Employee contribution to the provident fund: Both the employer and the employee contribute 12% of the employee's basic salary each month to the EPF or employee provident fund. The contribution made by the employee towards the EPF is available for a deduction under Section 80C of the Income Tax Act, 1961.
Professional Tax: Professional tax is the tax on employment levied by the state. The state can charge the maximum amount of Rs 2,500 as a professional tax in a financial year.
CTC to Take-Home Salary: A Worked Example
Our CTC calculator helps you understand your complete salary structure by calculating various components:
Calculate your total Cost to Company (CTC)
Determine your gross salary after deductions
Compute your take-home salary
Understand tax implications and exemptions
Calculate EPF and other statutory deductions
To calculate the take-home salary, you must enter the Cost To Company (CTC) and the bonus, if any, as a fixed amount or a percentage of the CTC.
CTC Calculator Example
For example, your Cost To Company (CTC) is Rs 8 lakh.
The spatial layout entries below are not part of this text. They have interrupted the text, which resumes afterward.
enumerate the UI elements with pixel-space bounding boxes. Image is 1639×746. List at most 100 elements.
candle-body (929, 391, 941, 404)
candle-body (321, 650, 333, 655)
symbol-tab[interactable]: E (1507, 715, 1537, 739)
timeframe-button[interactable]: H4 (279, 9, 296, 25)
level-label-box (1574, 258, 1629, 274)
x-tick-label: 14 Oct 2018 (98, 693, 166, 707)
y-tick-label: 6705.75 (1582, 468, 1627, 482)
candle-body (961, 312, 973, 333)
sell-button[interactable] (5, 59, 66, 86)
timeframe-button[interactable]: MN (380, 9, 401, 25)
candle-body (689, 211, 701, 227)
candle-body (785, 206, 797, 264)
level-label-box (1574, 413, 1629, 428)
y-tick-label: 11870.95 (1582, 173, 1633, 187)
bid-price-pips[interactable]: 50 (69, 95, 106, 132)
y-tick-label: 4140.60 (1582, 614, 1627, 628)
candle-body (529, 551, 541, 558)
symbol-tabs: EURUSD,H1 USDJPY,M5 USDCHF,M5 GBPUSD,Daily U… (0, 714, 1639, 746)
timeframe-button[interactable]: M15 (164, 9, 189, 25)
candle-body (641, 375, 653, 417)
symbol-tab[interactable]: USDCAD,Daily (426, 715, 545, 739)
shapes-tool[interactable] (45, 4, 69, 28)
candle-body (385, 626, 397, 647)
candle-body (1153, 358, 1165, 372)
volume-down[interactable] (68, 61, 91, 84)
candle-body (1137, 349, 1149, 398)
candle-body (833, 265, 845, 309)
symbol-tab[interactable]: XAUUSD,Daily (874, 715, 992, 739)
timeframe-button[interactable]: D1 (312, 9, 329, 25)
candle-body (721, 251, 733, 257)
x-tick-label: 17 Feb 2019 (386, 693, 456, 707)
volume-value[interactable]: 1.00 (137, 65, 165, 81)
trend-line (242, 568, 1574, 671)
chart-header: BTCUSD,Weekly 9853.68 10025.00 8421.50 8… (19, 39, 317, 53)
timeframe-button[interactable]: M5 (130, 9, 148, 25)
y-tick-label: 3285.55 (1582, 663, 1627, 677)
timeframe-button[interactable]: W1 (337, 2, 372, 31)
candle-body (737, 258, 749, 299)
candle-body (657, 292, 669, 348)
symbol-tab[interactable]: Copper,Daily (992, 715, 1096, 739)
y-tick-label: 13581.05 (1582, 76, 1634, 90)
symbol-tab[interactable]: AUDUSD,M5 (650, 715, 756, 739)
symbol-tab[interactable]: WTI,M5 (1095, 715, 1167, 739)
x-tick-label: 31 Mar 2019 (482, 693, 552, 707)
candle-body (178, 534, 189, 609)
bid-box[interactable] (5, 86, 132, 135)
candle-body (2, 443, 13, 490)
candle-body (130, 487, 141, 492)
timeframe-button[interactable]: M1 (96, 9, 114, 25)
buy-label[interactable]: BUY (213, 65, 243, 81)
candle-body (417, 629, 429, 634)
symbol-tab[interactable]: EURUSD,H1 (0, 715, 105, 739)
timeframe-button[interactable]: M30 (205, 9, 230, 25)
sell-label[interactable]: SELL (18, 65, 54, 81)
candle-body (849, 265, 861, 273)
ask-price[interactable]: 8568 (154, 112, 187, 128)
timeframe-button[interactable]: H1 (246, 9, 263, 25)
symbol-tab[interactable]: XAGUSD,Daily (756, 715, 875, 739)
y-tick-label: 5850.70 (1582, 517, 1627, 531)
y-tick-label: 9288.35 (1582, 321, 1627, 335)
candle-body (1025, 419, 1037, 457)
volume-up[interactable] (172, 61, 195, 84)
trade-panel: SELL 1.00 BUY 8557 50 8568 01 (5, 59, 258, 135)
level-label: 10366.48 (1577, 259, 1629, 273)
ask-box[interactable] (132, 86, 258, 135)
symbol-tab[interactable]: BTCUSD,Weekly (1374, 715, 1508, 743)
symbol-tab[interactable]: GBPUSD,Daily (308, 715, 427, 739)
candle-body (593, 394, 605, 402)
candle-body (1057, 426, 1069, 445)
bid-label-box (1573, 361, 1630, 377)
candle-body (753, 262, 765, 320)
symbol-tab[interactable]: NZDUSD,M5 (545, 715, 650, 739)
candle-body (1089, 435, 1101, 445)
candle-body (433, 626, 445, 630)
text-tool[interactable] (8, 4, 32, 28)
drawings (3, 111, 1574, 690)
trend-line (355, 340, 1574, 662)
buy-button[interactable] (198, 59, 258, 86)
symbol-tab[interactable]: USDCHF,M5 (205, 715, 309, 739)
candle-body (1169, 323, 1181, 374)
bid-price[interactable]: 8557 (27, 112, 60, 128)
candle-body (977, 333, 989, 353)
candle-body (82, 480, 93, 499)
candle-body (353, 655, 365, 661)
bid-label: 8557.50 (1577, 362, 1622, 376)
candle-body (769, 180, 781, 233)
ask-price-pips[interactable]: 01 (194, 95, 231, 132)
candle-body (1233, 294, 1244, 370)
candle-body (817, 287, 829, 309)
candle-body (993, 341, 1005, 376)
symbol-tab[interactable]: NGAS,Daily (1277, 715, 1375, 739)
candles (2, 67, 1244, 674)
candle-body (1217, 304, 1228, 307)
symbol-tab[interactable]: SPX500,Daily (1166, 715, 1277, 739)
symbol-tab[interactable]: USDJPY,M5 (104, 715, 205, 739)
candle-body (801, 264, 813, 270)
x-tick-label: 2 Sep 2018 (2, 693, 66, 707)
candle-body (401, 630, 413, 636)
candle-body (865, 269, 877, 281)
The employer gives you a bonus of Rs 50,000 for the financial year. Then your total gross salary is Rs 8,00,000 – Rs 50,000 = Rs 7,50,000 (the bonus is deducted from the Cost to Company).
The gross salary deducts the professional tax of Rs 2,400 a year (this is the professional tax in Karnataka). It then deducts the contributions of both the employer and you (employee) towards the Employee Provident Fund (EPF).
EPF contribution is computed on a maximum salary limit of Rs 15,000 per month. It translates to 12% of Rs 15,000 = Rs 1,800 a month or Rs 21,600 per year.
So, you have Rs 21,600 as a yearly contribution made by the employee towards the EPF and a similar contribution of Rs 21,600 by the employer towards the EPF (8.33% of the employer's contribution gets diverted to the employee pension scheme). In addition, you also have a yearly deduction of Rs 3,000 towards employee insurance.
Total Deductions = Professional tax + EPF (Employee Contribution) + EPF (Employer Contribution) + Employee Insurance.